Botched abortions leave hundreds of women infertile and kill at least 200 women a year in Benin — and that number could be two or three times higher, said Dr. Tognifode. Studies have shown that restricting access to abortion has little effect on the number of women who want an abortion and instead puts women’s lives at risk.
dr Tognifode said, “How many more guts from the uterus do we need?”
One lawmaker, Orden Alladatin, said in an interview that lawmakers were shown such “cruel” images that he was persuaded to support the law.
Bishops from the Roman Catholic Church, which makes up about a quarter of the population, tried to lobby against the bill, but they were only informed on the eve of the vote, said Rev. Eric Okpeitcha, the general secretary of the state bishops’ conference. “We tried to urge lawmakers to vote against it, but it was too late.”
“It’s just not in our culture,” Father Okpeitcha said of abortion. He argued that the criteria in the new law were too permissive and vague: “Material need – who can define that?”
No referendums or polls were conducted to gauge public opinion. Some lawmakers, including the president of Benin’s lower parliament, vocally opposed the bill.
dr Kitihoun, of the Planned Parenthood group, said he stood up for lawmakers up to the last minute, following some of them to the restroom in the National Assembly building when they were taking a break before the final vote.
After hours of debate, the assembly voted unanimously in favor of the bill. Opponents had either left the building or claimed to have changed their minds. The vote count was never published.
President Patrice Talon, 64, a businessman who made his fortune in the cotton industry, said Dr. Tognifode and Dr. Hounk godmother personally installed for the law. Many saw the president’s support consistent with his record of passing measures on women’s rights: tightening penalties for sexual assault; criminalizing sexual contacts between university professors and the students they teach; Mothers are allowed to give their children their family names.
But critics say lawmakers had little choice but to side with a president who analysts say has become increasingly autocratic, jailing political opponents and stifling press freedom since he was elected in 2016.
Whether Beninese society is ready for legal abortions is another question. The country has brought its fertility rate down to 4.7 births per woman in recent decades, but it is religiously conservative – about half the population are Christians of various denominations and a quarter are Muslims.

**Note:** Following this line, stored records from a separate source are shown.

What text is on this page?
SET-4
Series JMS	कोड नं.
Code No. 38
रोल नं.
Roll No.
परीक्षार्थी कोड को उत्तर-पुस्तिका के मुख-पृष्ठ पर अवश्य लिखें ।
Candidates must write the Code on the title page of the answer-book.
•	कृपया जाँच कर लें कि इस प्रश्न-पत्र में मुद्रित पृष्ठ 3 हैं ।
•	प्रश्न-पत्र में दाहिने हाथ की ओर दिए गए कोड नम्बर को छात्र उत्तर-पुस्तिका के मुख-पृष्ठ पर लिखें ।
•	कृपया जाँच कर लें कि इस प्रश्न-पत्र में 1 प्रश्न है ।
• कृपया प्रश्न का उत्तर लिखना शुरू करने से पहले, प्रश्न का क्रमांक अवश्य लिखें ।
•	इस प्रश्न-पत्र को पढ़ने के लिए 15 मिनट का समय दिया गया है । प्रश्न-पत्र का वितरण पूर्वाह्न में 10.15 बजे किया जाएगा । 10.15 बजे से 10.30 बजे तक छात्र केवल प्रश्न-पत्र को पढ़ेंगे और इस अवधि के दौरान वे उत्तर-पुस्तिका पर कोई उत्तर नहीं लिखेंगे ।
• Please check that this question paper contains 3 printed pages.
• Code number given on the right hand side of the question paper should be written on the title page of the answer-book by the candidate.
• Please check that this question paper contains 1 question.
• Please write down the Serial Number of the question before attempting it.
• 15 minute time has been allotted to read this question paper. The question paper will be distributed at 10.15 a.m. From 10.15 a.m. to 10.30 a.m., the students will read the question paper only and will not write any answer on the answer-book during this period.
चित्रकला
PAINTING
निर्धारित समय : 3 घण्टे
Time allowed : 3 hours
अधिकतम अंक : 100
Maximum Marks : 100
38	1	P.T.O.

Simon Séto, a surgeon and gynecologist in Abomey-Calavi, near Cotonou, said he observed a certain hypocrisy surrounding abortions. “The priest preaches with blind eyes,” he said, “but if their daughter or wife needs us, they know very well how to find us.”

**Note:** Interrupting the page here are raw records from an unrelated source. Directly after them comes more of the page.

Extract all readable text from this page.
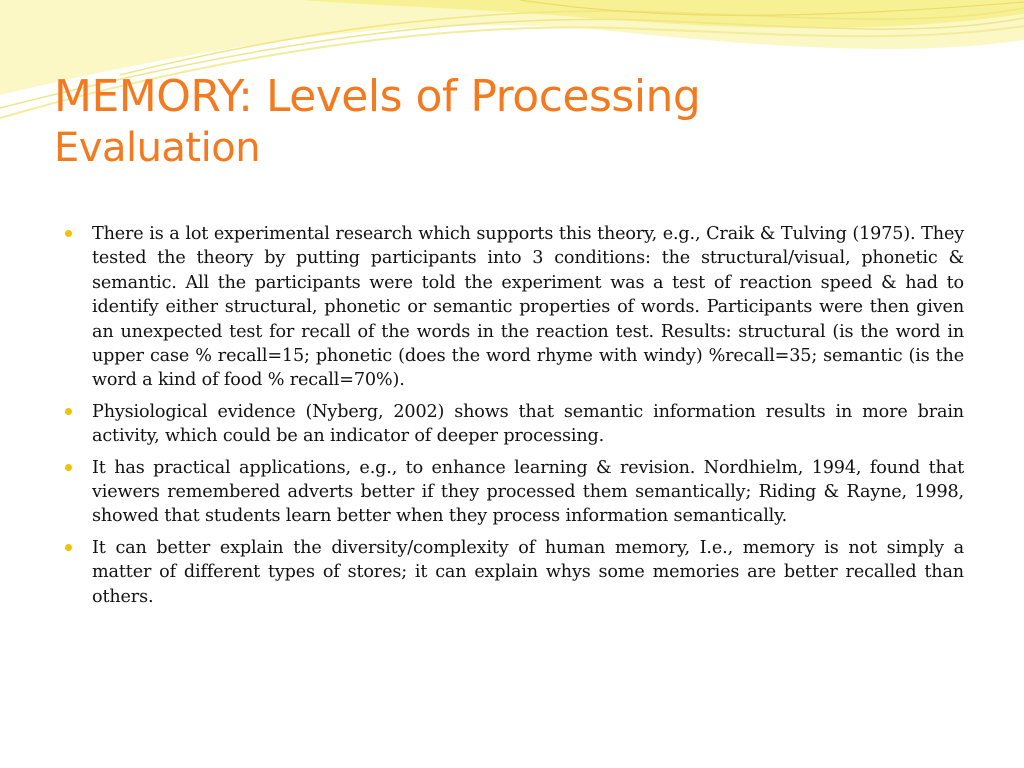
MEMORY: Levels of Processing
Evaluation
There is a lot experimental research which supports this theory, e.g., Craik & Tulving (1975). They tested the theory by putting participants into 3 conditions: the structural/visual, phonetic & semantic. All the participants were told the experiment was a test of reaction speed & had to identify either structural, phonetic or semantic properties of words. Participants were then given an unexpected test for recall of the words in the reaction test. Results: structural (is the word in upper case % recall=15; phonetic (does the word rhyme with windy) %recall=35; semantic (is the word a kind of food % recall=70%).
Physiological evidence (Nyberg, 2002) shows that semantic information results in more brain activity, which could be an indicator of deeper processing.
It has practical applications, e.g., to enhance learning & revision. Nordhielm, 1994, found that viewers remembered adverts better if they processed them semantically; Riding & Rayne, 1998, showed that students learn better when they process information semantically.
It can better explain the diversity/complexity of human memory, I.e., memory is not simply a matter of different types of stores; it can explain whys some memories are better recalled than others.
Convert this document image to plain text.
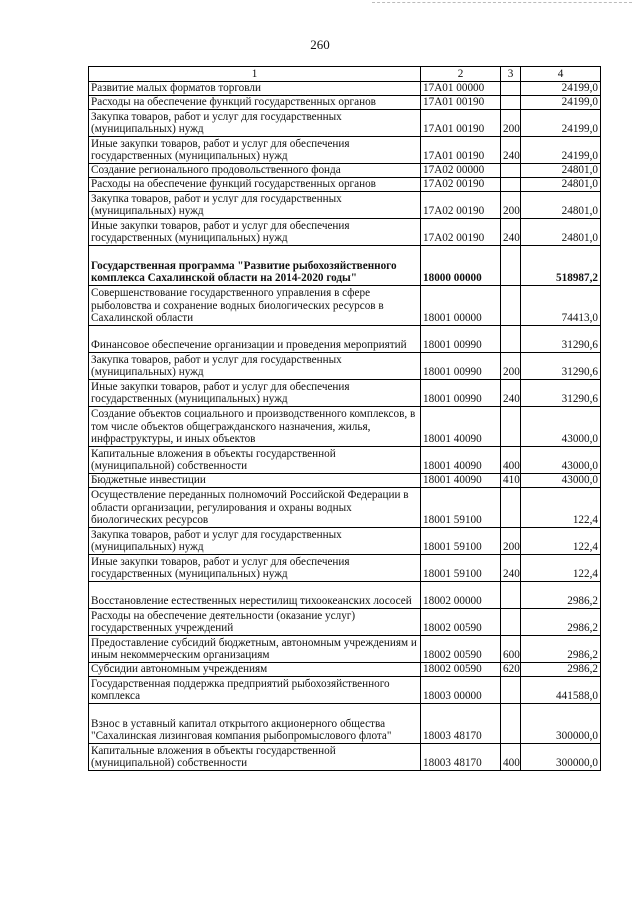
260
1	2	3	4
Развитие малых форматов торговли	17А01 00000		24199,0
Расходы на обеспечение функций государственных органов	17А01 00190		24199,0
Закупка товаров, работ и услуг для государственных (муниципальных) нужд	17А01 00190	200	24199,0
Иные закупки товаров, работ и услуг для обеспечения государственных (муниципальных) нужд	17А01 00190	240	24199,0
Создание регионального продовольственного фонда	17А02 00000		24801,0
Расходы на обеспечение функций государственных органов	17А02 00190		24801,0
Закупка товаров, работ и услуг для государственных (муниципальных) нужд	17А02 00190	200	24801,0
Иные закупки товаров, работ и услуг для обеспечения государственных (муниципальных) нужд	17А02 00190	240	24801,0
Государственная программа "Развитие рыбохозяйственного комплекса Сахалинской области на 2014-2020 годы"	18000 00000		518987,2
Совершенствование государственного управления в сфере рыболовства и сохранение водных биологических ресурсов в Сахалинской области	18001 00000		74413,0
Финансовое обеспечение организации и проведения мероприятий	18001 00990		31290,6
Закупка товаров, работ и услуг для государственных (муниципальных) нужд	18001 00990	200	31290,6
Иные закупки товаров, работ и услуг для обеспечения государственных (муниципальных) нужд	18001 00990	240	31290,6
Создание объектов социального и производственного комплексов, в том числе объектов общегражданского назначения, жилья, инфраструктуры, и иных объектов	18001 40090		43000,0
Капитальные вложения в объекты государственной (муниципальной) собственности	18001 40090	400	43000,0
Бюджетные инвестиции	18001 40090	410	43000,0
Осуществление переданных полномочий Российской Федерации в области организации, регулирования и охраны водных биологических ресурсов	18001 59100		122,4
Закупка товаров, работ и услуг для государственных (муниципальных) нужд	18001 59100	200	122,4
Иные закупки товаров, работ и услуг для обеспечения государственных (муниципальных) нужд	18001 59100	240	122,4
Восстановление естественных нерестилищ тихоокеанских лососей	18002 00000		2986,2
Расходы на обеспечение деятельности (оказание услуг) государственных учреждений	18002 00590		2986,2
Предоставление субсидий бюджетным, автономным учреждениям и иным некоммерческим организациям	18002 00590	600	2986,2
Субсидии автономным учреждениям	18002 00590	620	2986,2
Государственная поддержка предприятий рыбохозяйственного комплекса	18003 00000		441588,0
Взнос в уставный капитал открытого акционерного общества "Сахалинская лизинговая компания рыбопромыслового флота"	18003 48170		300000,0
Капитальные вложения в объекты государственной (муниципальной) собственности	18003 48170	400	300000,0
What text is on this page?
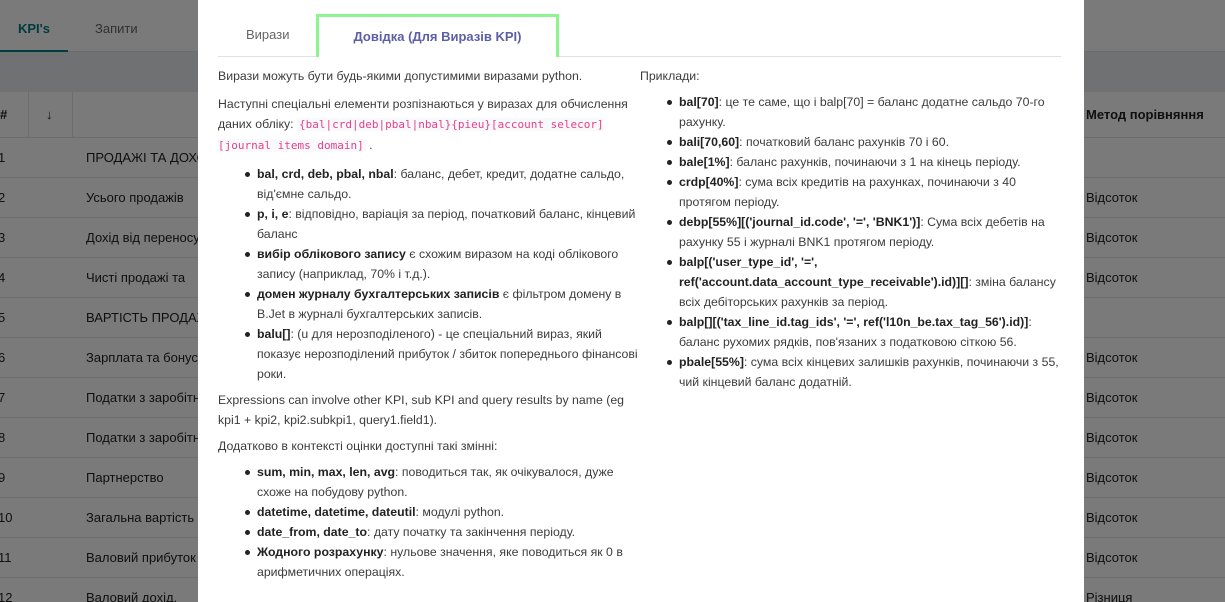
Вирази	Довідка (Для Виразів KPI)

Вирази можуть бути будь-якими допустимими виразами python.

Наступні спеціальні елементи розпізнаються у виразах для обчислення даних обліку: {bal|crd|deb|pbal|nbal}{pieu}[account selecor][journal items domain] .

bal, crd, deb, pbal, nbal: баланс, дебет, кредит, додатне сальдо, від'ємне сальдо.
p, i, e: відповідно, варіація за період, початковий баланс, кінцевий баланс
вибір облікового запису є схожим виразом на коді облікового запису (наприклад, 70% і т.д.).
домен журналу бухгалтерських записів є фільтром домену в B.Jet в журналі бухгалтерських записів.
balu[]: (u для нерозподіленого) - це спеціальний вираз, який показує нерозподілений прибуток / збиток попереднього фінансові роки.

Expressions can involve other KPI, sub KPI and query results by name (eg kpi1 + kpi2, kpi2.subkpi1, query1.field1).

Додатково в контексті оцінки доступні такі змінні:

sum, min, max, len, avg: поводиться так, як очікувалося, дуже схоже на побудову python.
datetime, datetime, dateutil: модулі python.
date_from, date_to: дату початку та закінчення періоду.
Жодного розрахунку: нульове значення, яке поводиться як 0 в арифметичних операціях.

Приклади:

bal[70]: це те саме, що і balp[70] = баланс додатне сальдо 70-го рахунку.
bali[70,60]: початковий баланс рахунків 70 і 60.
bale[1%]: баланс рахунків, починаючи з 1 на кінець періоду.
crdp[40%]: сума всіх кредитів на рахунках, починаючи з 40 протягом періоду.
debp[55%][('journal_id.code', '=', 'BNK1')]: Сума всіх дебетів на рахунку 55 і журналі BNK1 протягом періоду.
balp[('user_type_id', '=', ref('account.data_account_type_receivable').id)][]: зміна балансу всіх дебіторських рахунків за період.
balp[][('tax_line_id.tag_ids', '=', ref('l10n_be.tax_tag_56').id)]: баланс рухомих рядків, пов'язаних з податковою сіткою 56.
pbale[55%]: сума всіх кінцевих залишків рахунків, починаючи з 55, чий кінцевий баланс додатній.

The taboo surrounding abortion and the lack of psychological support leave women struggling with guilt and trauma, according to gynecologists and counselors.
In interviews with four women who recently had an abortion, only one said she felt comfortable telling a friend or relative about it.

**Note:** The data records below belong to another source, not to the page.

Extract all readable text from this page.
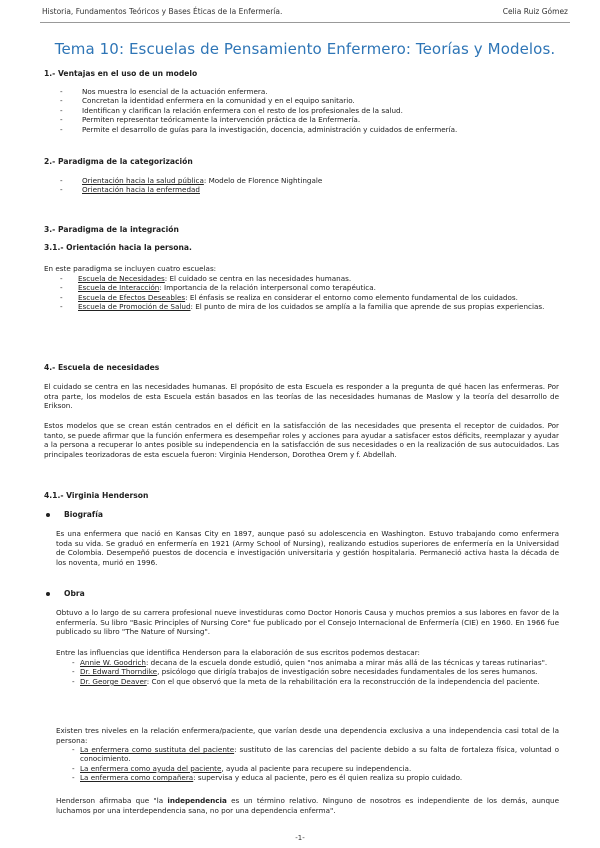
Historia, Fundamentos Teóricos y Bases Éticas de la Enfermería.	Celia Ruiz Gómez
Tema 10: Escuelas de Pensamiento Enfermero: Teorías y Modelos.
1.- Ventajas en el uso de un modelo
- Nos muestra lo esencial de la actuación enfermera.
- Concretan la identidad enfermera en la comunidad y en el equipo sanitario.
- Identifican y clarifican la relación enfermera con el resto de los profesionales de la salud.
- Permiten representar teóricamente la intervención práctica de la Enfermería.
- Permite el desarrollo de guías para la investigación, docencia, administración y cuidados de enfermería.
2.- Paradigma de la categorización
- Orientación hacia la salud pública: Modelo de Florence Nightingale
- Orientación hacia la enfermedad
3.- Paradigma de la integración
3.1.- Orientación hacia la persona.
En este paradigma se incluyen cuatro escuelas:
- Escuela de Necesidades: El cuidado se centra en las necesidades humanas.
- Escuela de Interacción: Importancia de la relación interpersonal como terapéutica.
- Escuela de Efectos Deseables: El énfasis se realiza en considerar el entorno como elemento fundamental de los cuidados.
- Escuela de Promoción de Salud: El punto de mira de los cuidados se amplía a la familia que aprende de sus propias experiencias.
4.- Escuela de necesidades
El cuidado se centra en las necesidades humanas. El propósito de esta Escuela es responder a la pregunta de qué hacen las enfermeras. Por otra parte, los modelos de esta Escuela están basados en las teorías de las necesidades humanas de Maslow y la teoría del desarrollo de Erikson.
Estos modelos que se crean están centrados en el déficit en la satisfacción de las necesidades que presenta el receptor de cuidados. Por tanto, se puede afirmar que la función enfermera es desempeñar roles y acciones para ayudar a satisfacer estos déficits, reemplazar y ayudar a la persona a recuperar lo antes posible su independencia en la satisfacción de sus necesidades o en la realización de sus autocuidados. Las principales teorizadoras de esta escuela fueron: Virginia Henderson, Dorothea Orem y f. Abdellah.
4.1.- Virginia Henderson
Biografía
Es una enfermera que nació en Kansas City en 1897, aunque pasó su adolescencia en Washington. Estuvo trabajando como enfermera toda su vida. Se graduó en enfermería en 1921 (Army School of Nursing), realizando estudios superiores de enfermería en la Universidad de Colombia. Desempeñó puestos de docencia e investigación universitaria y gestión hospitalaria. Permaneció activa hasta la década de los noventa, murió en 1996.
Obra
Obtuvo a lo largo de su carrera profesional nueve investiduras como Doctor Honoris Causa y muchos premios a sus labores en favor de la enfermería. Su libro "Basic Principles of Nursing Core" fue publicado por el Consejo Internacional de Enfermería (CIE) en 1960. En 1966 fue publicado su libro "The Nature of Nursing".
Entre las influencias que identifica Henderson para la elaboración de sus escritos podemos destacar:
- Annie W. Goodrich: decana de la escuela donde estudió, quien "nos animaba a mirar más allá de las técnicas y tareas rutinarias".
- Dr. Edward Thorndike, psicólogo que dirigía trabajos de investigación sobre necesidades fundamentales de los seres humanos.
- Dr. George Deaver: Con el que observó que la meta de la rehabilitación era la reconstrucción de la independencia del paciente.
Existen tres niveles en la relación enfermera/paciente, que varían desde una dependencia exclusiva a una independencia casi total de la persona:
- La enfermera como sustituta del paciente: sustituto de las carencias del paciente debido a su falta de fortaleza física, voluntad o conocimiento.
- La enfermera como ayuda del paciente, ayuda al paciente para recupere su independencia.
- La enfermera como compañera: supervisa y educa al paciente, pero es él quien realiza su propio cuidado.
Henderson afirmaba que "la independencia es un término relativo. Ninguno de nosotros es independiente de los demás, aunque luchamos por una interdependencia sana, no por una dependencia enferma".
-1-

“Having an abortion is like being different. It’s like you’re not a saint anymore,” said Précieuse, 24, a student who had an abortion by a doctor who also prescribed her birth control implants.
Benin has an active youth association affiliated with the International Planned Parenthood Federation, which now runs meetings to promote awareness of contraception and the new abortion law.
On a recent afternoon on the outskirts of Abomey-Calavi, a group of seven young women, all training to be hairdressers, gathered to hear Aubierge Gloria Attinganme, a member of the youth group, explain that they had become an unlicensed ” Mechanic” should go for one. Abortion could be deadly, but a new law has legalized most abortions.
It was the first time either woman had heard of the law.
Flore Nobimé contributed to the coverage from Cotonou.